Huh, what a lot of tosh that was. Since I updated my computer software last week, it has been nothing but problems. Aaaarrgh.
If you’re on Windows 10 operating system and accepted that update which came through from the inner sanctum of the Microsoft empire, you too may be having a lot of PC hiccups. Maybe you don’t realise it yet but it is causing major wobblies. I am tearing out the few follicles I have left because this stupid machine is now writing jerkily, minimising pages which I am trying to write on and taking me to web pages I don’t want. Not again. I never asked for the website of The Free Church of Scotland (Continuing).
Supergeeks who write about technological stuff say it is the worst system update ever offered to the public and that it could cause havoc before an update comes down the pipes that is rewritten or to give it its full technical name – an update that actually does what it’s supposed to.
The news is gloomy what with the chaos caused by this Microsoft burach and the carnage caused by Stormy Daniels. Did I say that right? Stormy Daniels was no storm but she did put the wind up some people. It was Storm Dennis. That’s it. Whatever happened to Stormy Daniels? I’ll just Google her. No, this computer can’t even do that right now. It just brought up pictures of ladies with nice hats going to church in a storm. These glitches are (Continuing).
Bill Gates, please come out of retirement and fix my PC. Technology is supposed to make life easier. Having no idea whether this computer will last until I complete this, I should remember that some of us have been baffled for a long time by even basic technology. Like a bulb.
A veteran island bus driver called his depot in Stornoway to say there was a problem with his vehicle one morning recently. A warning light had come up on the dashboard and he was on the west of Lewis with a busload of impatient passengers wanting to get to school and work. The veteran driver had never seen the like of this persistent warning beacon. He asked for engineers to be informed. That prompted instant action at the Broken Bus Department. He was not to move the bus one inch, his bosses instructed.
A replacement bus would immediately be taken off another route and would be dispatched from town as soon as possible. They hoped to have it to him within a couple of hours, or as soon as possible. Mayhem ensued all round the island but you cannot be too cautious when a wee warning light pops up on your dashboard. Excellent advice for the drivers of charabancs and all Vauxhall Vivaros.
A stand-in bus reached eventually and transferred the passengers.
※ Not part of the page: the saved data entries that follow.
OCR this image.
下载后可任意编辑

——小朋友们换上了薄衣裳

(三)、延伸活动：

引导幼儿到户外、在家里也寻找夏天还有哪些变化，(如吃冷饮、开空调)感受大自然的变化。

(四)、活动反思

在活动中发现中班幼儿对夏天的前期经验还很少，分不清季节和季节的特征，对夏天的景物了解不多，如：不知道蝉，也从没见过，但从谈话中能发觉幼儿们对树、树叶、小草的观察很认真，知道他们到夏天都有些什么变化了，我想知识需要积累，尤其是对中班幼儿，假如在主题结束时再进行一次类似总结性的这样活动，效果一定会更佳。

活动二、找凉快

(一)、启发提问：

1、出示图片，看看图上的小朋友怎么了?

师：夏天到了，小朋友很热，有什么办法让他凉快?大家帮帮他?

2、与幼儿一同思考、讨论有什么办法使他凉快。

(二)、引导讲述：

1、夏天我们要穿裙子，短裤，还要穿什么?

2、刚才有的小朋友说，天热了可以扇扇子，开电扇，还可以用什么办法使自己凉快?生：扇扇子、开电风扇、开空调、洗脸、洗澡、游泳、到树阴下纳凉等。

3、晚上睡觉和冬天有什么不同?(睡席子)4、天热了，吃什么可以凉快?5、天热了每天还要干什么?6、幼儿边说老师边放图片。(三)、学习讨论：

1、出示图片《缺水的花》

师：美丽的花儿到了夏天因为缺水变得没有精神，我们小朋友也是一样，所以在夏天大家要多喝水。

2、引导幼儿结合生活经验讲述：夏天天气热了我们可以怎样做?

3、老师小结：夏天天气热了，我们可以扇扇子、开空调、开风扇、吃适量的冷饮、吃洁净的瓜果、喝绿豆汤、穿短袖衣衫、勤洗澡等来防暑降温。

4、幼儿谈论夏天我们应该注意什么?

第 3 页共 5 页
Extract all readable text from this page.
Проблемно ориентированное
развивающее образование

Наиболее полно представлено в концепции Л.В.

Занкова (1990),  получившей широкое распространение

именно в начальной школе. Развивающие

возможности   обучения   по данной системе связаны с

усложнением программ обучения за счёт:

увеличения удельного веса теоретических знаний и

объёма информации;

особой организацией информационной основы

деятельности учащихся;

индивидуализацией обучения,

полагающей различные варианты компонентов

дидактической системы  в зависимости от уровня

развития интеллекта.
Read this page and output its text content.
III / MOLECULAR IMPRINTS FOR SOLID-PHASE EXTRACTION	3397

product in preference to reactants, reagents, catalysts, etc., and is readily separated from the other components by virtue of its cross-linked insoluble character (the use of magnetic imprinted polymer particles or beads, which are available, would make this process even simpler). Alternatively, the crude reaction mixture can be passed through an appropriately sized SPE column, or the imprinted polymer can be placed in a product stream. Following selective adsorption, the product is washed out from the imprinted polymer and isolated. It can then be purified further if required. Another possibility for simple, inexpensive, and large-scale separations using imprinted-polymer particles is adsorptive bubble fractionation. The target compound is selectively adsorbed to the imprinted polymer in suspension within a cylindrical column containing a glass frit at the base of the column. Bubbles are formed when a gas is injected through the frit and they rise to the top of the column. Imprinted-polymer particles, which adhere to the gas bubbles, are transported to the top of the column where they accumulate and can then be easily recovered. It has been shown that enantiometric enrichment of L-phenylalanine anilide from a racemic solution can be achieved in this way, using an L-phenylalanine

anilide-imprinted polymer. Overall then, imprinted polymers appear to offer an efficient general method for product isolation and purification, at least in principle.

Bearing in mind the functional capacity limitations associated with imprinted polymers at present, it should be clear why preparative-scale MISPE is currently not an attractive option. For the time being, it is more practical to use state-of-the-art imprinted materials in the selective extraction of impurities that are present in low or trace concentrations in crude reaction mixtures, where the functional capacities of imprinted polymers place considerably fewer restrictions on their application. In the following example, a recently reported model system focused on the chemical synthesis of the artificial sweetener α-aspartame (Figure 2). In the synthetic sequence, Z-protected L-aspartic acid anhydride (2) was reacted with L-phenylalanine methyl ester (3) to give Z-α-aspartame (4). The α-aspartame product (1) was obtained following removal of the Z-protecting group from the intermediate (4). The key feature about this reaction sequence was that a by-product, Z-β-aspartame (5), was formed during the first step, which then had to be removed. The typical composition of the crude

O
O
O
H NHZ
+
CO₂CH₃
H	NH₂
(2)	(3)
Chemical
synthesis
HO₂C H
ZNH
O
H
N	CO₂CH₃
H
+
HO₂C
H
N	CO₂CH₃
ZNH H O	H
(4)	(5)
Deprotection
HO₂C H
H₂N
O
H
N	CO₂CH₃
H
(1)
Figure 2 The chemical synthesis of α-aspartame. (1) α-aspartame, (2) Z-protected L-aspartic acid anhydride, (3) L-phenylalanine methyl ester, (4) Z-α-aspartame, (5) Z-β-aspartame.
The driver vacated the driving seat so an engineer with an iPad behind his ear could look at the dashboard. The engineer shook his head and took a sharp intake of breath. Things looked grim. Meanwhile, the driver got out to apologise again to the passengers when he noticed the boot of the bus was slightly open. As he slammed it shut, the engineer whooped loudly in the cab and declared the bus fixed.
Yep, the open boot lid had caused the warning light. Twenty five years that driver had driven that bus, or buses like it, and in all that time he had no idea what that wee light was for.
Ah, technology. Supposed to make life easier. It doesn’t and it makes us tell lies. You know the biggest technology lie of all that it makes us tell is when we sign up to a new online application. “I have read and agree to the Terms and Conditions.” Yeah, right.
Still, we love all that new-fangled online stuff until it takes over our lives. Then we are left struggling. That is why I have pulled back from the latest apps and stuff. I’ve actually given up all social media. I was online for far too long every day and I am now making friends off Facebook but applying the same principles as I did online. Every day I stroll along Cromwell Street in Stornoway and I tell anyone I meet what I’ve eaten, how I feel, what I did last night and what I will do tomorrow.
Then I hand them snaps of my family, photos from our last holiday and, of course, close-ups of last night’s dinner. I also listen to all their dull conversations and tell them I like them and smile with tears running down my cheeks. Guess what? It’s working. I already have three people following me – two police officers and a psychiatrist.